Rowan’s breath caught in his throat, and he could see the vision. Enoch had made his form larger than a thousand Realities, rivaling that of Eos, and at the Edge of All things, he had drawn great powers from all corners of existence.
He could see vast streams of power stretching across countless infinities pouring into Enoch’s forge, and he stood at the center, white hair billowing across his body, carried by waves of impossible power, and with his fist, he forged Change.
“I worked for a million billion cycles that felt like one heartbeat, and although the Luminious should have stopped me, their nature prevented them from acting, what will be will be… I hated them, and my hatred fueled my work. Then, my forge was ready, and I stepped inside it. If there can be no change, I would bring it into existence, and with a thrill of fear in my heart that I found intoxicating beyond all measure, I unleashed Change.”

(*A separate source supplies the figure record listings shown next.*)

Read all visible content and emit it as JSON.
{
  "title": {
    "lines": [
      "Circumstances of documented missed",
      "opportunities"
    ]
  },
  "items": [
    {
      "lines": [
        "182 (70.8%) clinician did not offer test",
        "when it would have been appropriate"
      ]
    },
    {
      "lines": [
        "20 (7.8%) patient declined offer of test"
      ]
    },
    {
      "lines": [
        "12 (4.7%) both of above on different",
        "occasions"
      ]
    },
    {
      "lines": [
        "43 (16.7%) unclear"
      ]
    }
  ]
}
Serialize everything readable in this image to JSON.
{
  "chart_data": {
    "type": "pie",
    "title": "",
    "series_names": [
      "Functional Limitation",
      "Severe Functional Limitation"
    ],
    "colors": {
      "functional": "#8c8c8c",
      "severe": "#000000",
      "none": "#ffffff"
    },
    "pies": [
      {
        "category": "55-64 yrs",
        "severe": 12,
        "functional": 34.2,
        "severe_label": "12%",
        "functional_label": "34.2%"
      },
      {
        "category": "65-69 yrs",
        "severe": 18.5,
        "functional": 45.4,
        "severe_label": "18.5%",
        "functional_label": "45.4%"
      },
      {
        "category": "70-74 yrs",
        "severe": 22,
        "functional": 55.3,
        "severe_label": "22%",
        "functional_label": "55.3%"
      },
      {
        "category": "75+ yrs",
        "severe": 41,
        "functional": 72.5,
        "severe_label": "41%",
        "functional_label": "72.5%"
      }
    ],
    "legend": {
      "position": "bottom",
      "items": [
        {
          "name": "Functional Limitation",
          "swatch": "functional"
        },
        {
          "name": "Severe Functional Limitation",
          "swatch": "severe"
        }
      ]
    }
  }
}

“The explosion was not loud.” Enoch whispered, his eyes deep in the fog of memory, “It was absolute. I had never performed such great works before, and I doubted myself, and I suspected that I used more power than I should have, for Existence cracked along every seam it had never known it possessed. Colors that had no names bled into one another. Time folded, unfolded, tore. The Luminous felt it first, a sudden, terrifying lurch in their immortal hearts. Then their perfect cities melted into rivers of liquid light. Their bodies unraveled into screams that became birds that became ash that became silence.”
Enoch stopped here, allowing the silence to linger, and for a long time, it was almost as if this would be the end of his story, and Rowan was still struggling to see this calmitious explosion of power that shattered all of existence. Such power had transcended all that Rowan possessed, because he could feel that the existence that was shattered was equally as infinite as Limbo, and Enoch was able to possess the power to do such a thing naturally; his birthright gave him a strength that defied all meaning, but it also gave him a heart that craved… chaos.
Enoch’s voice once again shattered the silence, “I walked out of the forge untouched and looked upon the ruin that I had made and saw that it was astonishing. For one glorious instant, everything was new. The sameness that had haunted me was gone, alongside every Luminious, but at this time I had not even begun to comprehend this concept when the newness consumed itself. Something had changed, beyond what I once envisioned, and cracks appeared all over what I could see.”
A sudden rumble shook this strange realm where Rowan found himself. Enoch’s words were resonating with this realm, and Rowan was realizing that perhaps he was seeing the birth of a new existence after the old one had been wiped away.
Enoch looked up from his invisible throne and felt this realm shaking, and he smiled like a ghoul, but he did not stop his story,
“The cracks spread faster than light, faster than thought. Galaxies aged a trillion years in a breath. The last star winked out before it had finished being born. The void rushed in, not dark but blindingly white, my white. When the unraveling reached its end, there was nothing left. Nothing except me and the white of my Lumina. I thought I had finally created an existence where change was able to flourish, but I was wrong.”